Santa Fe New Mexican

New Mexico places absentee ballot drop boxes

Measure is intended to make voting more accessible and allow people to vote even if they are not comfortabl­e going indoors

- By Morgan Lee

Election officials are deploying ballot drop boxes across New Mexico for people who choose to cast absentee ballots without walking indoors during the upcoming Nov. 2 local election for public offices including mayor of Albuquerqu­e and Santa Fe.

Secretary of State Maggie Toulouse Oliver told a legislativ­e panel Monday that county clerks are required to provide one drop box for every 25,000 voters and at least two per county.

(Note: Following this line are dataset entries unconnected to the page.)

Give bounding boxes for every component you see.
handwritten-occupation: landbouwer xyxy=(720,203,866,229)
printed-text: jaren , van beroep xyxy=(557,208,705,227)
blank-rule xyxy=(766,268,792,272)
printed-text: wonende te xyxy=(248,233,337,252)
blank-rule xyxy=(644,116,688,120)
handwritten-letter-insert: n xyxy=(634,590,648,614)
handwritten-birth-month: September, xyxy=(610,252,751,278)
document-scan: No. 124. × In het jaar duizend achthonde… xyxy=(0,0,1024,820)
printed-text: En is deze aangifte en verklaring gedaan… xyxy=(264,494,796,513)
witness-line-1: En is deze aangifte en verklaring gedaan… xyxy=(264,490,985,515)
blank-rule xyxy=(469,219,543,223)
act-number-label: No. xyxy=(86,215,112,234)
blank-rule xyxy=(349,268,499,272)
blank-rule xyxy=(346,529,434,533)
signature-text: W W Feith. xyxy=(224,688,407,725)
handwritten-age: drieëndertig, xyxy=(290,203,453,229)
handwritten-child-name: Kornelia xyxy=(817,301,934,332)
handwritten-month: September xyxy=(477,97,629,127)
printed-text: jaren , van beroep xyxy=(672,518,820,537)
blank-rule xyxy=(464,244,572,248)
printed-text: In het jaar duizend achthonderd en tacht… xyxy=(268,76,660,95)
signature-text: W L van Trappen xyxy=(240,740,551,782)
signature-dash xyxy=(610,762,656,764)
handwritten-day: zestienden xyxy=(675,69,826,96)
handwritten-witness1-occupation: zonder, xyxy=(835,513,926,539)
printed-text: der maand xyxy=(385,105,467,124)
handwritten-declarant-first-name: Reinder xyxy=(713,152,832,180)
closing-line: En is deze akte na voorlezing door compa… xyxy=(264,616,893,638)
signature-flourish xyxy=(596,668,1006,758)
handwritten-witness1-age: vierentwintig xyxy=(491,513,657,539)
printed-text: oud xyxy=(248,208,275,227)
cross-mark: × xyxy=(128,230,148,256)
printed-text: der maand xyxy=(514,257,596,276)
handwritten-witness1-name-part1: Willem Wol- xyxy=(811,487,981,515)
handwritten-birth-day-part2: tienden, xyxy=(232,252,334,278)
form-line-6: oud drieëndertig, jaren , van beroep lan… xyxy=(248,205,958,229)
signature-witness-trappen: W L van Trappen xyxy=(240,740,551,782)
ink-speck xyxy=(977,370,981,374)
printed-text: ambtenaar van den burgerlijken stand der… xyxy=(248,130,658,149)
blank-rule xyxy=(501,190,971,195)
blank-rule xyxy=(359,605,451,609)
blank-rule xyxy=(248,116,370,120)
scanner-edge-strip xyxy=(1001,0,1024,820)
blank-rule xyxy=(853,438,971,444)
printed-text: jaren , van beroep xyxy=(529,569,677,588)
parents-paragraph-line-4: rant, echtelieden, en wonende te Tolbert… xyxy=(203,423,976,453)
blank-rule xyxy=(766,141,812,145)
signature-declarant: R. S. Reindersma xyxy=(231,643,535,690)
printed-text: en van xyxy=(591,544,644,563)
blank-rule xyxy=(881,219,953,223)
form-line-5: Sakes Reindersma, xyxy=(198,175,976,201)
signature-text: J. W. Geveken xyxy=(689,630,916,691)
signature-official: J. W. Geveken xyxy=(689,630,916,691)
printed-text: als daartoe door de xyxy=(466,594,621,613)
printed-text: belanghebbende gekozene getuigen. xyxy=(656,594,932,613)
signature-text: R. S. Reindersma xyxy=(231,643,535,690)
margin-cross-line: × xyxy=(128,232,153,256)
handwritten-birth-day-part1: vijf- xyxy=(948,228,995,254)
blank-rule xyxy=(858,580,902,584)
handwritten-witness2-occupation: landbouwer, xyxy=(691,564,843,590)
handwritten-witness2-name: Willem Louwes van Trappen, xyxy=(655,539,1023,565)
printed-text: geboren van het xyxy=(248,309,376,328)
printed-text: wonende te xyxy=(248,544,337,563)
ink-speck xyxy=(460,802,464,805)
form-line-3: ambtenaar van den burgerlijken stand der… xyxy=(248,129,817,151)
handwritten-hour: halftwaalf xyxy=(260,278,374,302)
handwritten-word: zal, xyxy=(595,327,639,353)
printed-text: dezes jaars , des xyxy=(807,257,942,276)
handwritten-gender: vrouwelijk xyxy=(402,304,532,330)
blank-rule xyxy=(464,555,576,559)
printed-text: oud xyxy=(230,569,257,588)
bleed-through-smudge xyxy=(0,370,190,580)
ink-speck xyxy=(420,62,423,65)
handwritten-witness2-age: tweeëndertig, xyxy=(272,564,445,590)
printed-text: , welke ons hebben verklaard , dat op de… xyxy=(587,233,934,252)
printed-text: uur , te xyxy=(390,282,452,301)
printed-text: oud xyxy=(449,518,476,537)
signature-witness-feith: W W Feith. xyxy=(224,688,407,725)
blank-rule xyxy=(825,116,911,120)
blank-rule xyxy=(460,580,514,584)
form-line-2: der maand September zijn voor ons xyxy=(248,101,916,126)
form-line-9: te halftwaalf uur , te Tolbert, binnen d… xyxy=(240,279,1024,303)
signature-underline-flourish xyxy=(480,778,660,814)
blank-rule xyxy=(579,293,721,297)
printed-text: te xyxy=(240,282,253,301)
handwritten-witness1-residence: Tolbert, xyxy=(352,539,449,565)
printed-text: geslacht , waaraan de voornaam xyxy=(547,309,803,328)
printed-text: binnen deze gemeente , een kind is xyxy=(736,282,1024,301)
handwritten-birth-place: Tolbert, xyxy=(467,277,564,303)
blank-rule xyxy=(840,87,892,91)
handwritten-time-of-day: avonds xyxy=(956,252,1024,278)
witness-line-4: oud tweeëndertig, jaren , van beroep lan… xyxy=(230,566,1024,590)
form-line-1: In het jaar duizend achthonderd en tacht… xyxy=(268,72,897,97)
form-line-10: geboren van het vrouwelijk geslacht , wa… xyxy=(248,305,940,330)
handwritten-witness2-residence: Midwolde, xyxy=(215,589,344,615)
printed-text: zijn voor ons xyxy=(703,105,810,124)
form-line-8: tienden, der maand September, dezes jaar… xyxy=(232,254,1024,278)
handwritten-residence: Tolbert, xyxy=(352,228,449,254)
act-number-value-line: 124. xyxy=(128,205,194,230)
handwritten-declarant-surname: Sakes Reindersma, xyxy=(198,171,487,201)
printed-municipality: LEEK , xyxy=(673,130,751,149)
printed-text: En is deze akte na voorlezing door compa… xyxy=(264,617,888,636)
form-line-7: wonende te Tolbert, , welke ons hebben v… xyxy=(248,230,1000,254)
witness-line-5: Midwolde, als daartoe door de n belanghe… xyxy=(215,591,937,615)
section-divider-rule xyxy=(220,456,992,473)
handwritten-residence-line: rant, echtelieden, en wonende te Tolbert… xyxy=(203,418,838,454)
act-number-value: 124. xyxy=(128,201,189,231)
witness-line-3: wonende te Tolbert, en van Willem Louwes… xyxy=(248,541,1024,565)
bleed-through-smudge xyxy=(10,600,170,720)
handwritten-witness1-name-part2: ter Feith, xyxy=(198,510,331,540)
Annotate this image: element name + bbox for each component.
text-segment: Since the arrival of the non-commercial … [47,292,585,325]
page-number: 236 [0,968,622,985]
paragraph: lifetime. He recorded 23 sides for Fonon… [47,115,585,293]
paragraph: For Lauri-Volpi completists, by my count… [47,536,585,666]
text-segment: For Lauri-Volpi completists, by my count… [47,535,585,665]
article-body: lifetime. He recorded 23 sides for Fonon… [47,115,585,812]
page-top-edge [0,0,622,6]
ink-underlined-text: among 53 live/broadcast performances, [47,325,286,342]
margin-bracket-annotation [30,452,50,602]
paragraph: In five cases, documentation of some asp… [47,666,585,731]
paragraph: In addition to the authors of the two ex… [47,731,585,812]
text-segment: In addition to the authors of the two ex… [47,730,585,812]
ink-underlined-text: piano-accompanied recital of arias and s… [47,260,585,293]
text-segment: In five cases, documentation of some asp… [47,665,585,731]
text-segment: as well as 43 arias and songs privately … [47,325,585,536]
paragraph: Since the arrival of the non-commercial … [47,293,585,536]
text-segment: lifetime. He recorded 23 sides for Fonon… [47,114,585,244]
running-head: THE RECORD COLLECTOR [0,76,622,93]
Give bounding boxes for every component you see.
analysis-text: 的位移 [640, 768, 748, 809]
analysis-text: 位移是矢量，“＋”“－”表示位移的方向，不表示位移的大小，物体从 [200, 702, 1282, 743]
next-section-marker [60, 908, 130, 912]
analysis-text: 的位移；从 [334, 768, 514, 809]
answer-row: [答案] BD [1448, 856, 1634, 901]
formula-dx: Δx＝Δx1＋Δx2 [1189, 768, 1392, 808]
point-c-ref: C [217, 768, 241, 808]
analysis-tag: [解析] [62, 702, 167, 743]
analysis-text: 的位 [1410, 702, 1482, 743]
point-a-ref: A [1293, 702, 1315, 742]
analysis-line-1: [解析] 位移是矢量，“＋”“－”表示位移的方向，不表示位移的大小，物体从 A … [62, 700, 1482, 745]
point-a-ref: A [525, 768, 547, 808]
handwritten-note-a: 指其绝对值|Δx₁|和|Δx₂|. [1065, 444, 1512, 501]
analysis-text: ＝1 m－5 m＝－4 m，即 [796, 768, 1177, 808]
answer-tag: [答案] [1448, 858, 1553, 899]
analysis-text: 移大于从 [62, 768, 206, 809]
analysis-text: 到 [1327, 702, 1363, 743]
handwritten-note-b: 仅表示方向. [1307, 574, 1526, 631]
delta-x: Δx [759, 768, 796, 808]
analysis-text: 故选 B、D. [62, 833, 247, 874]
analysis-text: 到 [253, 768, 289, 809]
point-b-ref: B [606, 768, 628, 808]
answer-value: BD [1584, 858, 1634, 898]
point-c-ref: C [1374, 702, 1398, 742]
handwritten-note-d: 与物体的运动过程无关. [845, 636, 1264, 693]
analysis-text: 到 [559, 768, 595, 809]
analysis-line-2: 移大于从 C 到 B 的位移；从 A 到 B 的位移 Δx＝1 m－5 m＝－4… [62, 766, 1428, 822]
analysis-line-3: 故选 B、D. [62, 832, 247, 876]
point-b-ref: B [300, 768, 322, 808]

Exceptions can be made at the request of county officials. The quick-drop boxes for voting are among a long list measures backed by Toulouse Oliver, a second-term Democrat, that are aimed at making voting more accessible.

Lawmakers appropriat­ed funding for the initiative amid concerns about COVID-19 and indoor crowding at polling places.

Ballots must be collected at least once a day from the boxes, video surveillan­ce of drop boxes is required and

recordings must be retained by county clerks. It remains illegal for any person to deliver a ballot for another person with the exception of immediate family, and signs at each drop box are required to explain that prohibitio­n against so-called ballot harvesting.

The proliferat­ion of drop boxes is the outcome of 2019 legislatio­n from the Democratic-led Legislatur­e that was signed by Gov. Michelle Lujan Grisham and more detailed rules this summer from state election regulators aimed at consistent procedures.

Drop boxes were a focus of Republican Party concerns about election security in the 2020 general election. Disputes about ballot drop boxes in two counties were resolved in state District Court in October 2020 prior to the close of voting.

Former President Donald Trump directly challenged New Mexico’s use of drop boxes for absentee ballots in the aftermath of the 2020 vote, as well as vote-counting equipment sold by Dominion Voting Systems.

The lawsuit was abruptly dropped in January a few days after Congress certified the election of President Joe Biden.

Toulouse Oliver suggested the Trump campaign should be sanctioned for meritless litigation.

Many emergency balloting reforms adopted in response to the pandemic have expired and will not be in effect in this year’s consolidat­ed elections for city, county and school district offices.

Those expired measures included requiremen­ts that outer envelopes on absentee ballots be signed with the last four digits of each voter’s Social Security number.

Toulouse Oliver said she hopes the Legislatur­e will help reinstate expired convenienc­e and ballot security measures.

She also voiced support for the creation of a permanent absentee voting list for people who want to receive ballots at home without having to repeatedly request them.